Die grosse Konkurrenz ist der etablierte und bekannte Dienst Uber. «Es ist sehr schwierig gegen einen Konkurrenten, der eine derartige technologische und ökonomische Macht hat. Wir wissen, dass es nicht möglich ist, Uber den ganzen Markt wegzunehmen.

Aber wir haben uns ein Ziel gesetzt, welche Marktanteile wir erreichen wollen», erklärt Georgijevski. Ein Vorteil für Vertt sei, dass Uber nicht in allen Schweizer Städten agiert. Nach dem Start mit vier Grossstädten, ist der Dienst heute offiziell in neun Schweizer Städten verfügbar.

Das Potenzial für Wachstum liegt für Vertt dabei nicht nur in den Städten, sondern auch in der Agglomeration, die die Konkurrenz noch nicht bedient. Ein spezieller Algorithmus soll dabei helfen, die Einzugsgebiete preislich attraktiv für die Vertt-FahrerInnen zu machen.

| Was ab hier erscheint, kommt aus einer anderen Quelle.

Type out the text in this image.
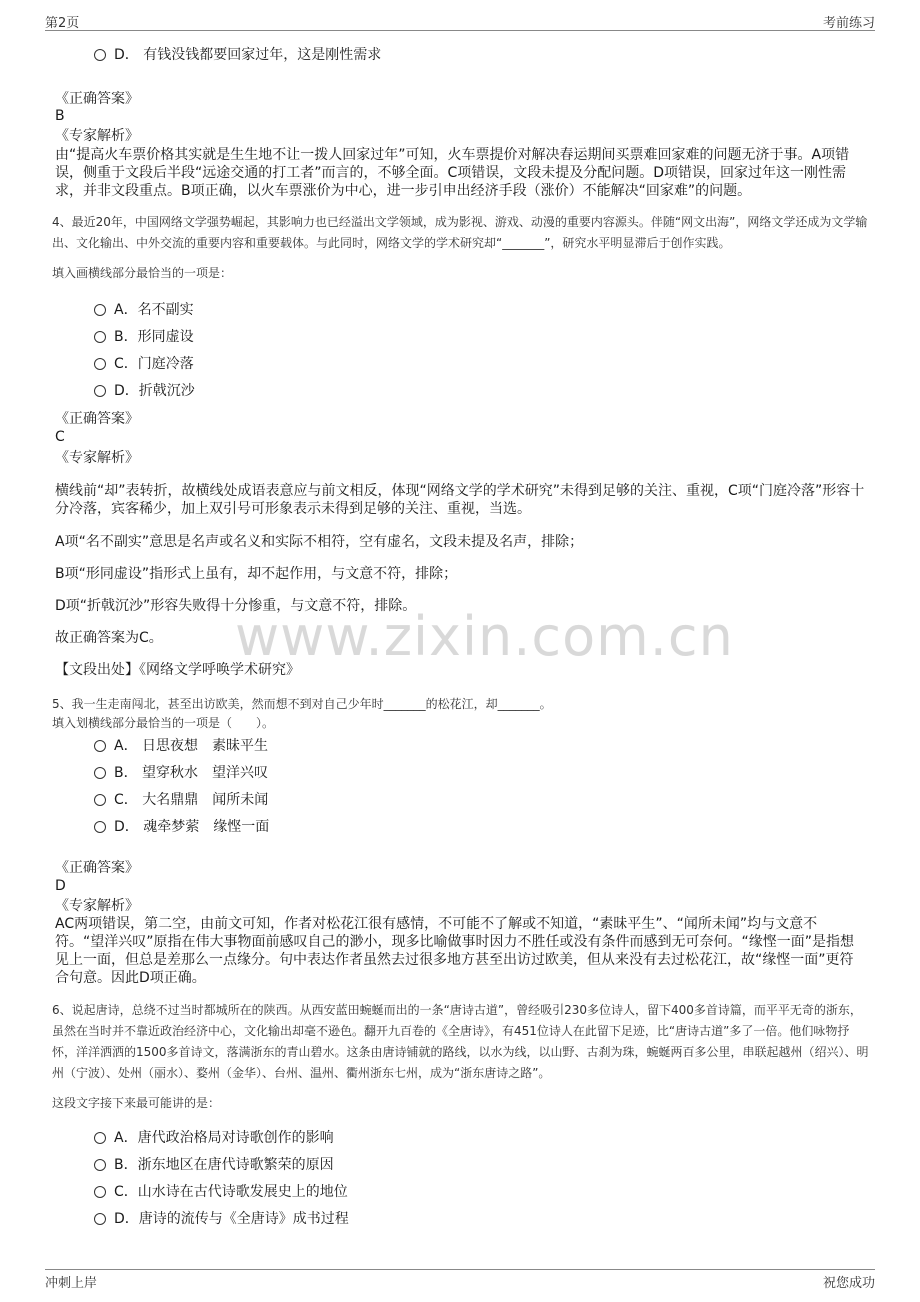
第2页	考前练习
www.zixin.com.cn
D． 有钱没钱都要回家过年，这是刚性需求
《正确答案》
B
《专家解析》
由“提高火车票价格其实就是生生地不让一拨人回家过年”可知，火车票提价对解决春运期间买票难回家难的问题无济于事。A项错误，侧重于文段后半段“远途交通的打工者”而言的，不够全面。C项错误，文段未提及分配问题。D项错误，回家过年这一刚性需求，并非文段重点。B项正确，以火车票涨价为中心，进一步引申出经济手段（涨价）不能解决“回家难”的问题。
4、最近20年，中国网络文学强势崛起，其影响力也已经溢出文学领域，成为影视、游戏、动漫的重要内容源头。伴随“网文出海”，网络文学还成为文学输出、文化输出、中外交流的重要内容和重要载体。与此同时，网络文学的学术研究却“_______”，研究水平明显滞后于创作实践。
填入画横线部分最恰当的一项是：
A．名不副实
B．形同虚设
C．门庭冷落
D．折戟沉沙
《正确答案》
C
《专家解析》
横线前“却”表转折，故横线处成语表意应与前文相反，体现“网络文学的学术研究”未得到足够的关注、重视，C项“门庭冷落”形容十分冷落，宾客稀少，加上双引号可形象表示未得到足够的关注、重视，当选。
A项“名不副实”意思是名声或名义和实际不相符，空有虚名，文段未提及名声，排除；
B项“形同虚设”指形式上虽有，却不起作用，与文意不符，排除；
D项“折戟沉沙”形容失败得十分惨重，与文意不符，排除。
故正确答案为C。
【文段出处】《网络文学呼唤学术研究》
5、我一生走南闯北，甚至出访欧美，然而想不到对自己少年时_______的松花江，却_______。
填入划横线部分最恰当的一项是（　　）。
A． 日思夜想　素昧平生
B． 望穿秋水　望洋兴叹
C． 大名鼎鼎　闻所未闻
D． 魂牵梦萦　缘悭一面
《正确答案》
D
《专家解析》
AC两项错误，第二空，由前文可知，作者对松花江很有感情，不可能不了解或不知道，“素昧平生”、“闻所未闻”均与文意不符。“望洋兴叹”原指在伟大事物面前感叹自己的渺小，现多比喻做事时因力不胜任或没有条件而感到无可奈何。“缘悭一面”是指想见上一面，但总是差那么一点缘分。句中表达作者虽然去过很多地方甚至出访过欧美，但从来没有去过松花江，故“缘悭一面”更符合句意。因此D项正确。
6、说起唐诗，总绕不过当时都城所在的陕西。从西安蓝田蜿蜒而出的一条“唐诗古道”，曾经吸引230多位诗人，留下400多首诗篇，而平平无奇的浙东，虽然在当时并不靠近政治经济中心，文化输出却毫不逊色。翻开九百卷的《全唐诗》，有451位诗人在此留下足迹，比“唐诗古道”多了一倍。他们咏物抒怀，洋洋洒洒的1500多首诗文，落满浙东的青山碧水。这条由唐诗铺就的路线，以水为线，以山野、古刹为珠，蜿蜒两百多公里，串联起越州（绍兴）、明州（宁波）、处州（丽水）、婺州（金华）、台州、温州、衢州浙东七州，成为“浙东唐诗之路”。
这段文字接下来最可能讲的是：
A．唐代政治格局对诗歌创作的影响
B．浙东地区在唐代诗歌繁荣的原因
C．山水诗在古代诗歌发展史上的地位
D．唐诗的流传与《全唐诗》成书过程
冲刺上岸	祝您成功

Mit drei Klicks durch die ganze Schweiz

Ein Thema, welches die Ridesharing-Branche seit Jahren beschäftigt, ist die Problematik der Sozialleistungen. Trotz Schweizer Gerichtsurteilen weigert sich Uber, seine FahrerInnen über die Sozialkassen anzumelden. Bei Vertt arbeitet man deswegen eng mit FahrerInnen, SUVA und SVA zusammen. «Private Fahrer wie bei Uber gibt es bei uns nicht.

Wir wollen in der Schweiz die gesetzlichen Anforderungen beim Thema Sozialleistungen erfüllen», äussert sich Georgijevski. Alle Fahrer und Fahrerinnen müssen bei Vertt einen Registrierungsprozess durchlaufen und nachweisen, dass sie ihre Sozialleistungen bezahlen.

Für die nahe Zukunft hat der Vertt-CEO ambitionierte Pläne. Seit dem offiziellen Start im Juni 2021 verzeichnet man ein monatliches Wachstum von 60 Prozent bei den NutzerInnen und Fahrten.

Das Einzugsgebiet im Grossraum Zürich wachse wöchentlich um ein paar Kilometer und bis Ende November konnte man 12’000 Fahrten erfolgreich abschliessen. Anfang 2022 soll der Dienst auch in Winterthur und Baden starten. «Diese beiden Städte sind naheliegend, da Zürcher FahrerInnen zum Teil schon dort unterwegs sind», sagt Georgijevski.

Danach sollen im März Luzern und im Juni bereits Basel folgen. Langfristig denkt der Vertt-Gründer schon an die DACH-Region, also auch an Deutschland und Österreich. Zunächst möchte man aber Schritt für Schritt die gesamte Schweiz mit dem eigenen Dienst abdecken.